Cyber security is no more a science fiction but has become a much needed reality. World over regulatory and technical issues have vexed the legislators as cyber security is a techno legal issue. In order to effectively deal with cyber security, the legislators need to adopt a techno legal approach. Cyber security community and stakeholders are unanimous on the opinion that the international legal issues of cyber security must be resolved. Indian response vis-a-vis cyber attacks is also clear and India endorses international cooperation regarding cyber security.
Perry4Law Organisation (P4LO) has been managing a dedicated blog on international legal issues of cyber attacks and cyber security. It is the exclusive techno legal blog on the topic not only in India but in entire world. The blog has covered many techno legal aspects like use of cyber espionage malwares, need for the national security policy of India, legal immunity against cyber deterrent acts in India, open source intelligence through social media websites, protection of Indian cyberspace, national counter terrorism centre (NCTC) of India, cyber security challenges of India, cyber preparedness of India, the Wassenaar Arrangement and cyber security issues, intelligence agencies reforms in India, banking cyber security, techno legal analysis of Gameover Zeus, cyber crimes insurance in India, smart cities cyber security in India, etc.
The problem with cyber law and cyber security issues is that they not only involve multiple jurisdictions but they are also governed by different set of laws. A single act of cyber crime may have legal ramifications in more than one jurisdictions. It is also possible that an act or omission may be cyber crime in one jurisdiction whereas it may be allowed in another. In short, conflict of laws in cyberspace are very difficult to manage in the absence of a true global cyber law and cyber security treaty (PDF).

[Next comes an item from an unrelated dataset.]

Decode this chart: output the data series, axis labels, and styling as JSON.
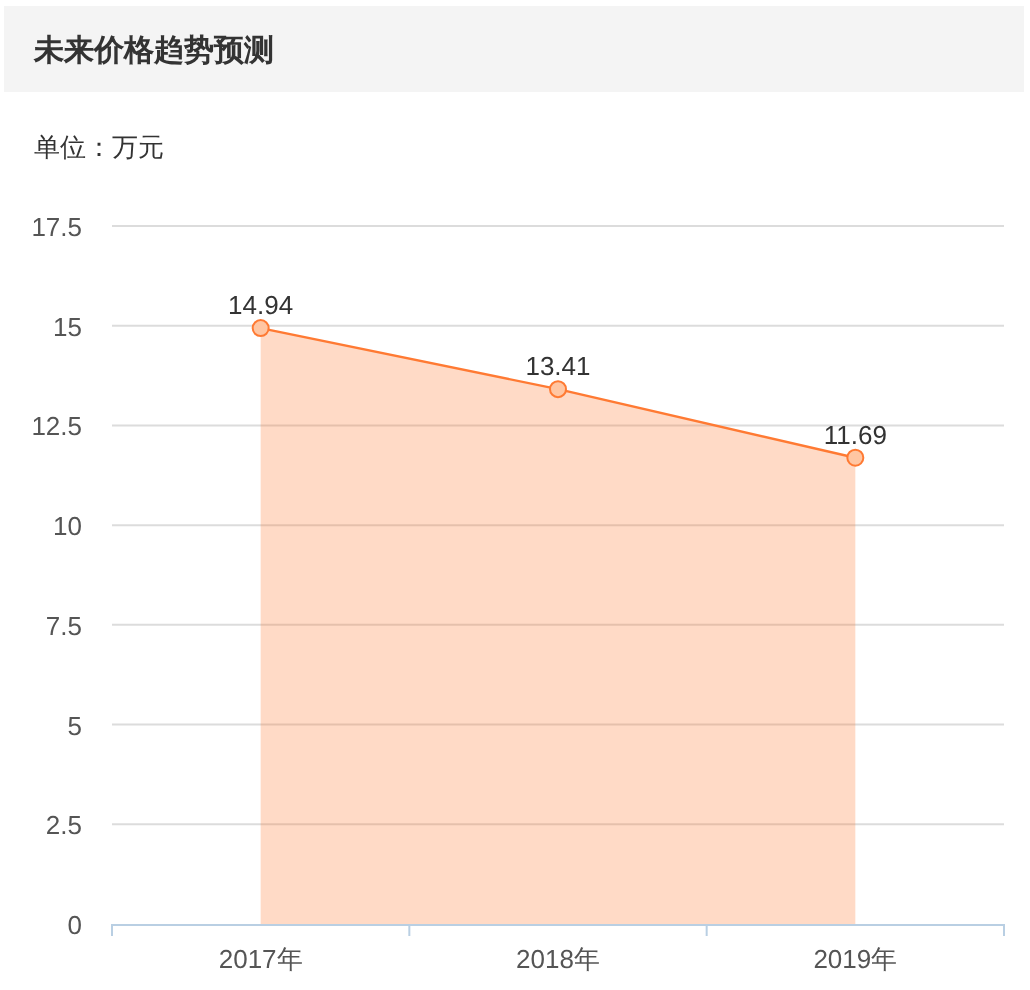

As far as India's readiness regarding cyber security capabilities are concerned, India is still concered a sitting duck in the cyberspace and civil liberties fields. We at Centre of Excellence for Cyber Security Research and Development in India (CECSRDI) believe that Modi government must take cyber security very seriously. The cyber security challenges in India would increase further and India must be cyber prepared to protect its cyberspace. CECSRDI believes that the starting point is to draft the cyber security policy of India 2015 as the 2013 policy is highly defective and of little significance.
We also believe that a dedicated cyber security law of India is need of the hour. The same must be a techno legal framework keeping in mind contemporary cyber security threats. Further cyber security disclosure norms in India must be formulated by Modi government. The cyber security awareness in India must be further improved with a special emphasis upon clearly specifying the cyber security obligations of directors of Indian companies.
As on date Indian laws, policies and efforts are not sufficient enough to curb the menace of cyber crimes. Cyber attacks, etc happening at the global level. In the absence of global harmonisation of laws in the fields like cyber law and cyber security, India has no other option but to strengthen its own cyber law and cyber security capabilities.
A particular cause of concern is that many developed countries have been engaging in illegal and unconstitutional e-surveillance not only on their own citizens but upon Indian citizens as well. They would not be interested in a harmonised global legal framework for cyber law and cyber security. Unfortunately, India has also adopted the e-surveillance methods and have launched many illegal and unaccountable e-surveillance projects like Aadhaar, Natgrid, Central Monitoring System (CMS), etc. The worst has come in the form of unaccountable and unregulated Digital India project of Modi government that has become the digital panopticon of India. Instead of concentrating upon information security and data protection, Indian government is actively working against civil liberties protection in India. Till now there is no encryption policy of India (PDF) that can ensure information and data security.
In these circumstances it is really difficult for Indian government to effectively mange the international legal issues of cyber attacks. Nevertheless, a start must be made by Indian government as soon as possible. We hope Indian government would realise the importance of cyber security very soon.